Dans les palais du monde
La gastronomie et l'agroalimentaire japonaises partent à la conquête de la planète. Toute résistance est inutile.
Araki
Autour de cette immense table qu'est Tokyo, les Japonais gastronomes ne se posent cet hiver qu'une seule question : « Mais où est passé Araki ? » Ce chef sushi d'une cinquantaine d'années, sans conteste le plus doué de sa génération, a fermé son établissement de Ginza pour partir ouvrir à Londres. Mais ce réfugié gastronomique a dû repousser la date de l'ouverture, pour cause de retard dans les travaux. Il a donc réouvert pour trois mois un restaurant à Tokyo en catastrophe. Lorsqu'il a ouvert les réservations, il a affiché complet pour trois mois en... deux heures !
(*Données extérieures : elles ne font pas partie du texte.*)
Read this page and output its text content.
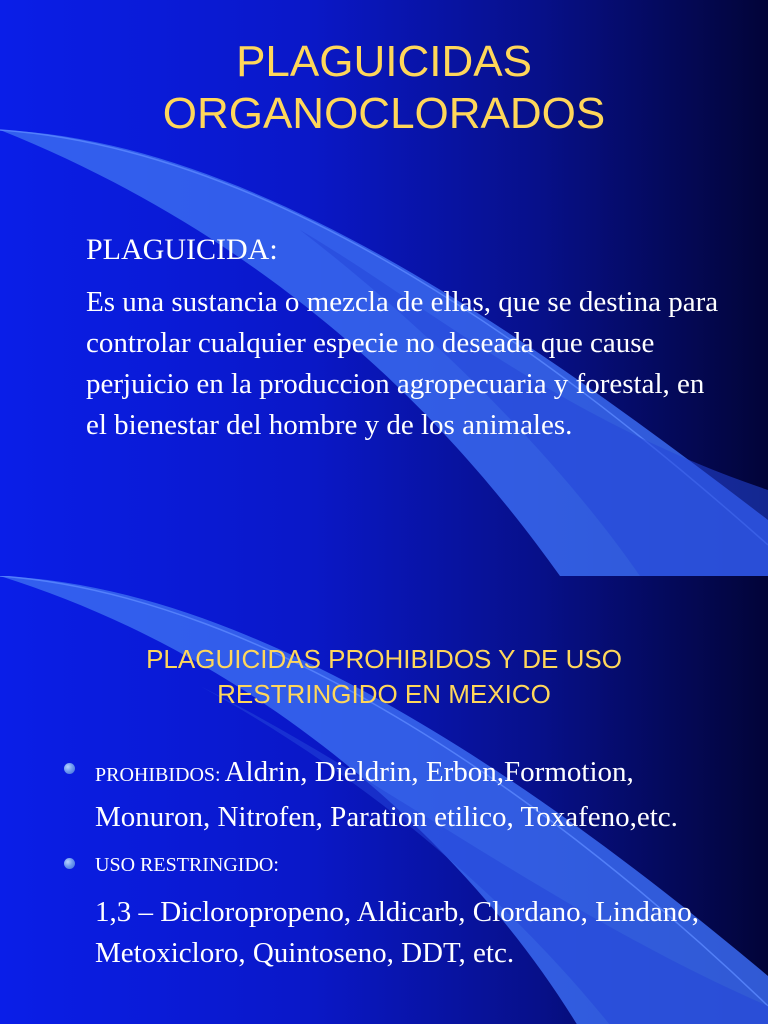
PLAGUICIDAS
ORGANOCLORADOS

PLAGUICIDA:

Es una sustancia o mezcla de ellas, que se destina para controlar cualquier especie no deseada que cause perjuicio en la produccion agropecuaria y forestal, en el bienestar del hombre y de los animales.

PLAGUICIDAS PROHIBIDOS Y DE USO
RESTRINGIDO EN MEXICO
PROHIBIDOS: Aldrin, Dieldrin, Erbon,Formotion, Monuron, Nitrofen, Paration etilico, Toxafeno,etc.
USO RESTRINGIDO:
1,3 – Dicloropropeno, Aldicarb, Clordano, Lindano, Metoxicloro, Quintoseno, DDT, etc.
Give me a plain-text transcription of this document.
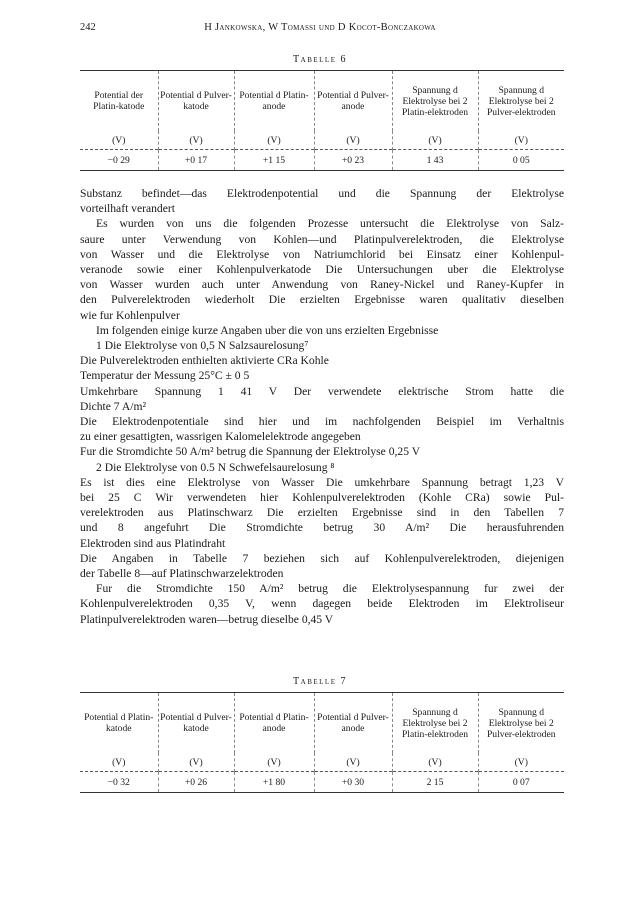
242	H Jankowska, W Tomassi und D Kocot-Bonczakowa
Tabelle 6
Potential der Platin-katode	Potential d Pulver-katode	Potential d Platin-anode	Potential d Pulver-anode	Spannung d Elektrolyse bei 2 Platin-elektroden	Spannung d Elektrolyse bei 2 Pulver-elektroden
(V)	(V)	(V)	(V)	(V)	(V)
−0 29	+0 17	+1 15	+0 23	1 43	0 05
Substanz befindet—das Elektrodenpotential und die Spannung der Elektrolyse
vorteilhaft verandert
Es wurden von uns die folgenden Prozesse untersucht die Elektrolyse von Salz-
saure unter Verwendung von Kohlen—und Platinpulverelektroden, die Elektrolyse
von Wasser und die Elektrolyse von Natriumchlorid bei Einsatz einer Kohlenpul-
veranode sowie einer Kohlenpulverkatode Die Untersuchungen uber die Elektrolyse
von Wasser wurden auch unter Anwendung von Raney-Nickel und Raney-Kupfer in
den Pulverelektroden wiederholt Die erzielten Ergebnisse waren qualitativ dieselben
wie fur Kohlenpulver
Im folgenden einige kurze Angaben uber die von uns erzielten Ergebnisse
1 Die Elektrolyse von 0,5 N Salzsaurelosung⁷
Die Pulverelektroden enthielten aktivierte CRa Kohle
Temperatur der Messung 25°C ± 0 5
Umkehrbare Spannung 1 41 V Der verwendete elektrische Strom hatte die
Dichte 7 A/m²
Die Elektrodenpotentiale sind hier und im nachfolgenden Beispiel im Verhaltnis
zu einer gesattigten, wassrigen Kalomelelektrode angegeben
Fur die Stromdichte 50 A/m² betrug die Spannung der Elektrolyse 0,25 V
2 Die Elektrolyse von 0.5 N Schwefelsaurelosung ⁸
Es ist dies eine Elektrolyse von Wasser Die umkehrbare Spannung betragt 1,23 V
bei 25 C Wir verwendeten hier Kohlenpulverelektroden (Kohle CRa) sowie Pul-
verelektroden aus Platinschwarz Die erzielten Ergebnisse sind in den Tabellen 7
und 8 angefuhrt Die Stromdichte betrug 30 A/m² Die herausfuhrenden
Elektroden sind aus Platindraht
Die Angaben in Tabelle 7 beziehen sich auf Kohlenpulverelektroden, diejenigen
der Tabelle 8—auf Platinschwarzelektroden
Fur die Stromdichte 150 A/m² betrug die Elektrolysespannung fur zwei der
Kohlenpulverelektroden 0,35 V, wenn dagegen beide Elektroden im Elektroliseur
Platinpulverelektroden waren—betrug dieselbe 0,45 V
Tabelle 7
Potential d Platin-katode	Potential d Pulver-katode	Potential d Platin-anode	Potential d Pulver-anode	Spannung d Elektrolyse bei 2 Platin-elektroden	Spannung d Elektrolyse bei 2 Pulver-elektroden
(V)	(V)	(V)	(V)	(V)	(V)
−0 32	+0 26	+1 80	+0 30	2 15	0 07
Cette anecdote traduit l'extraordinaire poussée gastronomique du Japon aujourd'hui. Imitant Joël Robuchon ou Alain Ducasse, qui ont mondialisé leur savoir-faire et ouvert des tables sur toute la planète, les grands chefs japonais leur emboîtent le pas. À Cancale (Bretagne), le chef Raphaël Fumio-Kudaka a obtenu une étoile en trois ans en mêlant saveurs françaises et japonaises à La table de Breizh Café. Début décembre, Masahiro Yoshitake, un chef sushi japonais, a reçu trois étoiles Michelin pour son restaurant de sushis Yoshitake à Hong Kong. L'établissement ne compte que six sièges et offre un menu omakase à 3500 dollars hongkongais (48.000 yens). « Des investisseurs chinois voulaient faire des menus à 5000 yens, estimant que jamais la clientèle locale ne paierait aussi cher pour du poisson cru. Erreur », raconte un proche du restaurateur. Toru Okuda, cinq étoiles au compteur à Tokyo, a ouvert Okuda fin septembre à Paris. Il ne désemplit pas. Le succès de ces établissements démontre que la cuisine japonaise, si intimement liée au terroir, est transposable, non pas dans sa pureté mais au moins dans la pureté de son exécution ; et que les palais du monde entier attendent des Japonais qu'ils ne fassent aucune concession. L'écart gustatif entre la cuisine japonaise au Japon et dans le reste du monde est en train de se combler.
Les étrangers du secteur ont pris note. French F&B retourne sa veste japonaise. En 2014, cet importateur de produits fins dans l'Archipel va étudier les possibilités d'exporter la production japonaise. « Nous avons beaucoup de demandes, de Hong Kong à Dubai », explique son représentant à Tokyo, Malik Roumane. L'agroalimentaire japonaise a mis le cap sur le reste du monde. « Ca y est : manger japonais n'est plus compliqué ni exotique. C'est une gastronomie complète », observe Malik Roumane.
Industrie
En revanche, le volet industriel de la conquête est moins bien engagé pour le Japon. C'est d'autant plus regrettable que le Japon dispose d'une gamme de plats populaires très vaste pour combler sa haute cuisine : ramen, gyozas, tempuras... Avec le bon format, une société pourrait devenir le Toyota de l'agroalimentaire. Mais il est à craindre que les étrangers le feront pour eux. Aucun groupe japonais d'agroalimentaire n'atteint, ni en taille, ni en rentabilité, les mastodontes européens et américains. « Le retour sur fonds propres du brasseur In-Bev est de 16% ; celui de Kirin est de 0,8% », observe un avocat d'affaires. Aucun n'a acquis les capacités de marketing nécessaires pour établir des marques au niveau mondial. Où sont les Nutella, Twix, McDonald's, Heineken japonais ? « Nous n'allons pas assez vite dans notre mondialisation », se lamente un cadre d'Ajinomoto, pourtant une des sociétés japonaises les plus téméraires du secteur. « L'offre japonaise de plats cuisinés est très faible, si on la compare à celle qu'on trouve dans les supermarchés en Grande-Bretagne ou en France », relève un industriel. Jean-Pierre Bernardino, de Puratos, nuance : « Nos clients investissent beaucoup en Asie. L'image de l'agroalimentaire japonaise demeure excellente. L'attrait du made in Japan reste très fort en Asie, où les pâtissiers ne cessent d'imiter ce que font les Japonais. Ils peuvent encore réussir leur internationalisation ».